Submitted to: Catena
Publication Type: Peer Reviewed Journal
Publication Acceptance Date: 9/30/2004
Publication Date: 6/30/2005
Citation: Canfield, H.E., Lane, L.J., Wilson, C.J., Crowell, K.J., Thomas, W.A. 2005. Modeling scour and deposition in ephemeral channels after wildfire. Catena. 61(2-3): 273-291.

Interpretive Summary: The area burned by wildfire in the states of Arizona and New Mexico in the southwestern US has been increasing in recent years. Increased runoff and sediment from burned watersheds has the potential to increase flooding, and sedimentation in reservoirs, which may be important for drinking water supplies in the desert southwest. Therefore, there is a need for a computer prediction tool to allow land managers to understand the potential impacts of wildfire on runoff, erosion and sedimentation. This paper describes the potential and limitations of the HEC6T sediment transport model applied to Pueblo Canyon, near Los Alamos, New Mexico following the Cerro Grande Fire. Following the fire this canyon was subject to a peak flow 100 times greater than any flow in the seven-year period for which data are available. HEC6T simulated the overall changes in scour and deposition in Pueblo Canyon. Therefore, this paper demonstrates that the HEC6T model can be used to predict post-fire impacts of fire on flooding, erosion and sedimentation. Furthermore, in describing how the model was applied, this paper shows scientists and land managers how to use the HEC6T model to predict post-fire flooding, erosion and sedimentation.

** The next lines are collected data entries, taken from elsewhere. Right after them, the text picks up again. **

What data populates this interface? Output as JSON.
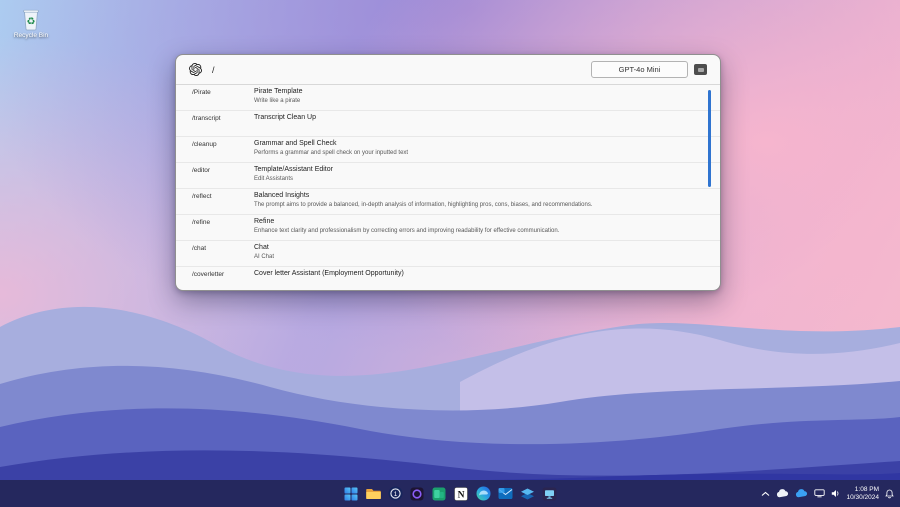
{
  "desktop": {
    "recycle_bin_label": "Recycle Bin"
  },
  "window": {
    "prompt": "/",
    "model_selector": {
      "value": "GPT-4o Mini"
    },
    "commands": [
      {
        "command": "/Pirate",
        "title": "Pirate Template",
        "description": "Write like a pirate"
      },
      {
        "command": "/transcript",
        "title": "Transcript Clean Up",
        "description": ""
      },
      {
        "command": "/cleanup",
        "title": "Grammar and Spell Check",
        "description": "Performs a grammar and spell check on your inputted text"
      },
      {
        "command": "/editor",
        "title": "Template/Assistant Editor",
        "description": "Edit Assistants"
      },
      {
        "command": "/reflect",
        "title": "Balanced Insights",
        "description": "The prompt aims to provide a balanced, in-depth analysis of information, highlighting pros, cons, biases, and recommendations."
      },
      {
        "command": "/refine",
        "title": "Refine",
        "description": "Enhance text clarity and professionalism by correcting errors and improving readability for effective communication."
      },
      {
        "command": "/chat",
        "title": "Chat",
        "description": "AI Chat"
      },
      {
        "command": "/coverletter",
        "title": "Cover letter Assistant (Employment Opportunity)",
        "description": ""
      }
    ]
  },
  "taskbar": {
    "icons": [
      "start",
      "file-explorer",
      "onepassword",
      "purple-ring-app",
      "green-app",
      "notion",
      "edge",
      "outlook",
      "mail-layers",
      "monitor-app"
    ],
    "tray": {
      "time": "1:08 PM",
      "date": "10/30/2024",
      "icons": [
        "hidden-icons-chevron",
        "cloud-white",
        "cloud-blue",
        "network",
        "speaker",
        "bell"
      ]
    }
  },
  "colors": {
    "taskbar_bg": "#25285e",
    "scrollbar": "#2f74d0",
    "window_bg": "#f9f9f9",
    "accent_blue": "#3aa0f3"
  }
}
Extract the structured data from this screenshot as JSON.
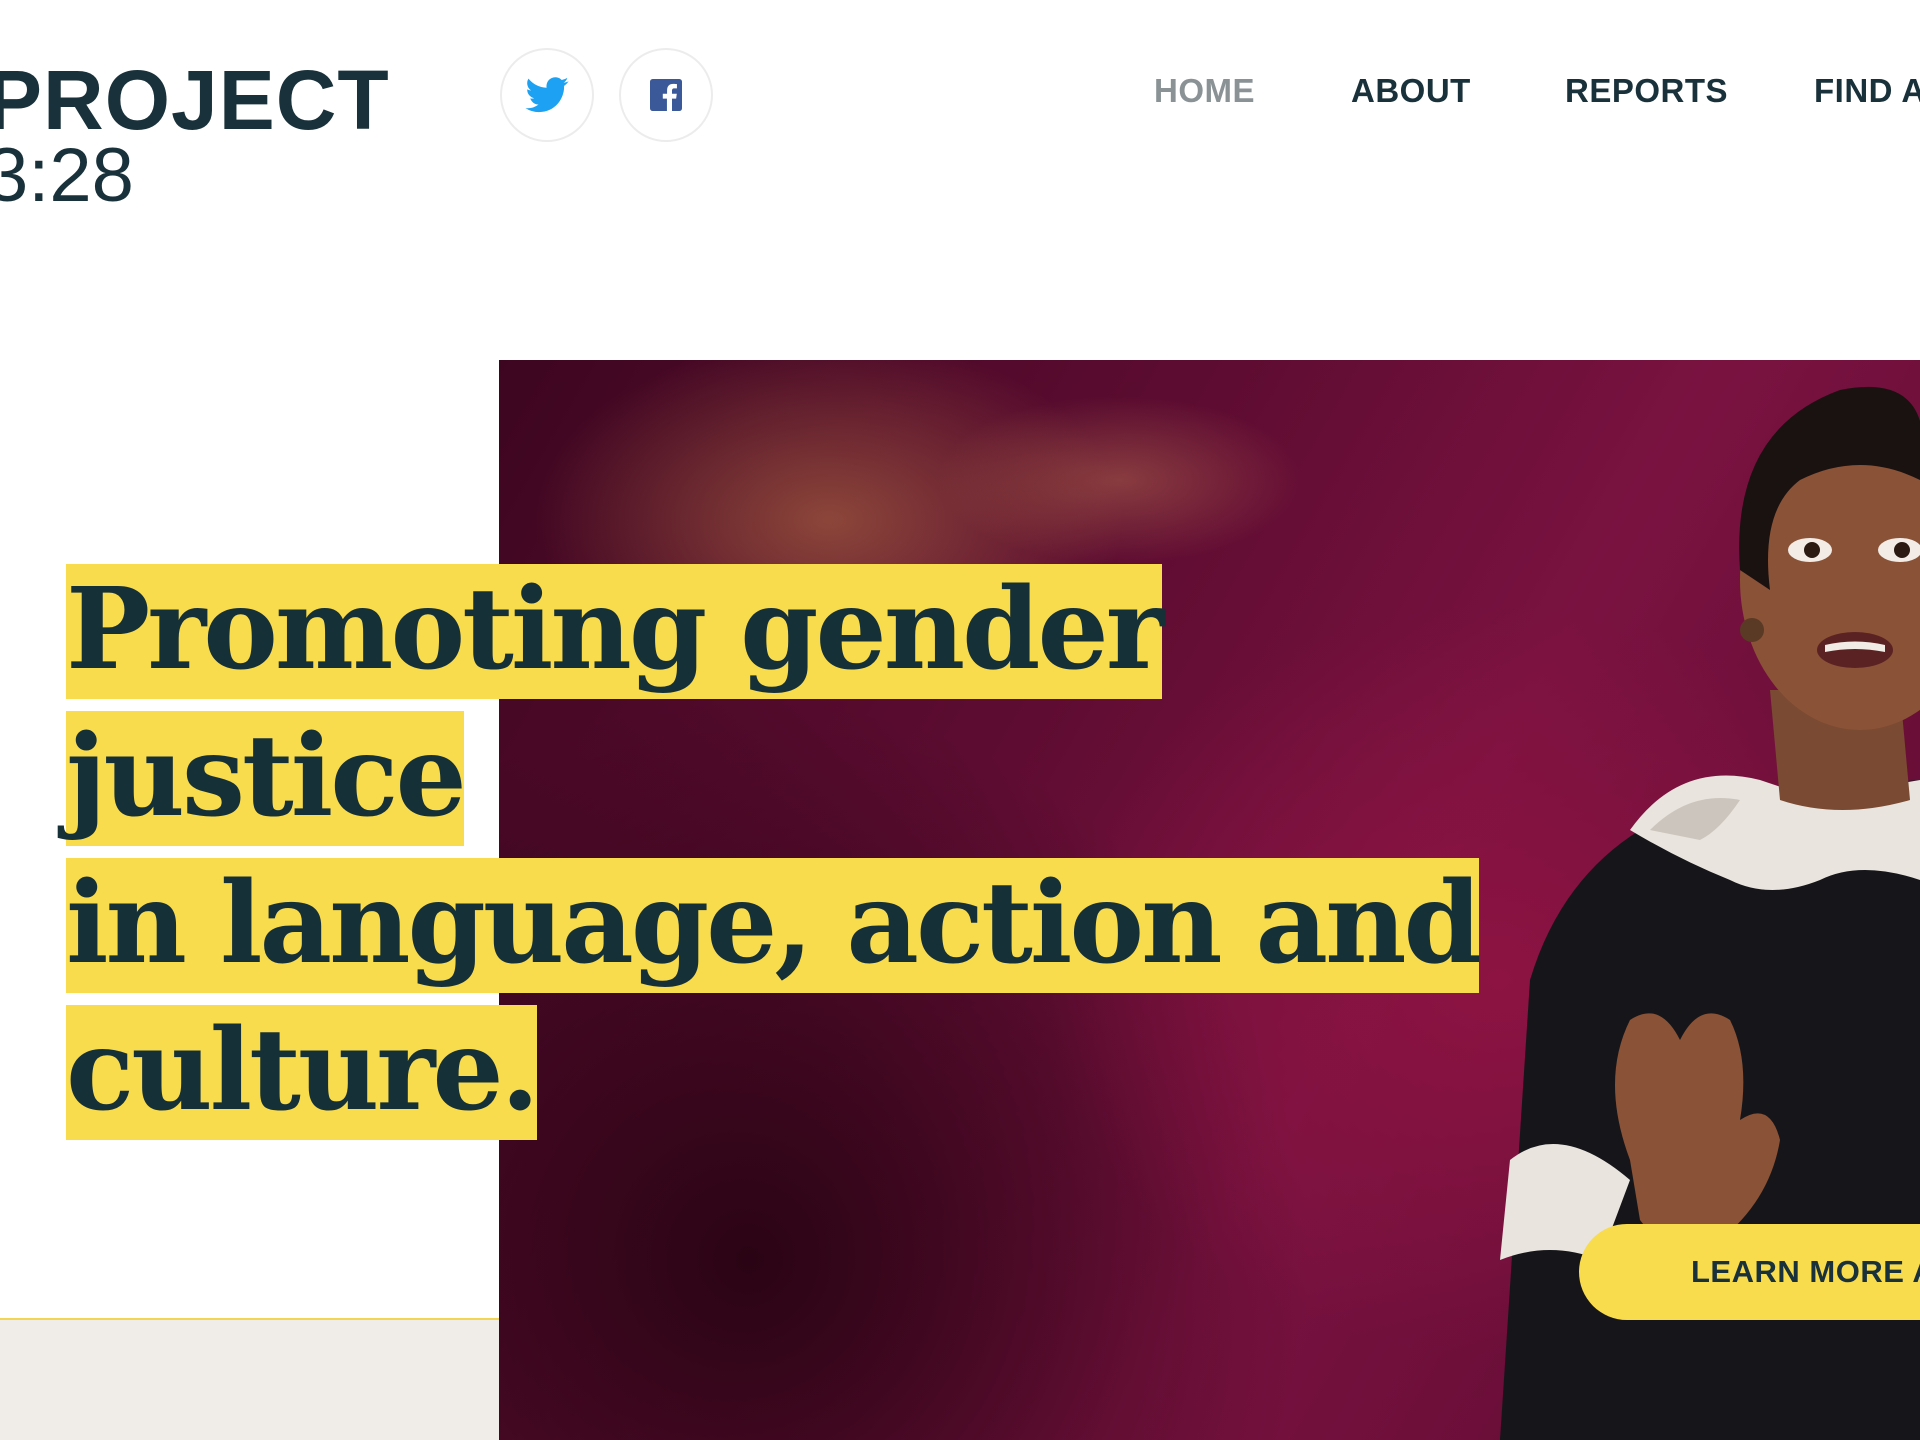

Technical Abstract: High severity burns have caused increases in runoff and sediment yield from burned watersheds in Arizona and New Mexico. This paper describes the potential and limitations of the HEC6T sediment transport model to predict changes in channel scour and deposition following wildfire. Following the Cerro Grande Fire, Pueblo Canyon, near Los Alamos, was subject to a peak flow twice the initial post-fire estimate of the 100 yr event. The limits of scour and deposition on a cross-section were specified in HEC6T by using predicted post-burn hydrology and long-term estimates of channel change derived from air photos. Erosion shear stress and rate parameters for cohesive sediments were obtained experimentally. An optimization routine was used to estimate the model parameter values for sensitive parameters. HEC6T was able to accurately model the overall change in cumulative sediment volume derived from Airborne Laser Swath Mapping (ALSM, often called Lidar) taken before and after the large post-fire event. One discrepancy between the HEC6T model prediction and the ALSM-estimated change was that the greatest amount of deposition was observed in a portion of the canyon with increasing slope. Any sediment transport model will predict increased sediment transport capacity with increasing energy slope, so that it was considered to be beyond the capability of any sediment transport model to predict this deposition. Therefore, HEC6T simulated the changes in scour and deposition within reasonable expectation of the capabilities of sediment transport models.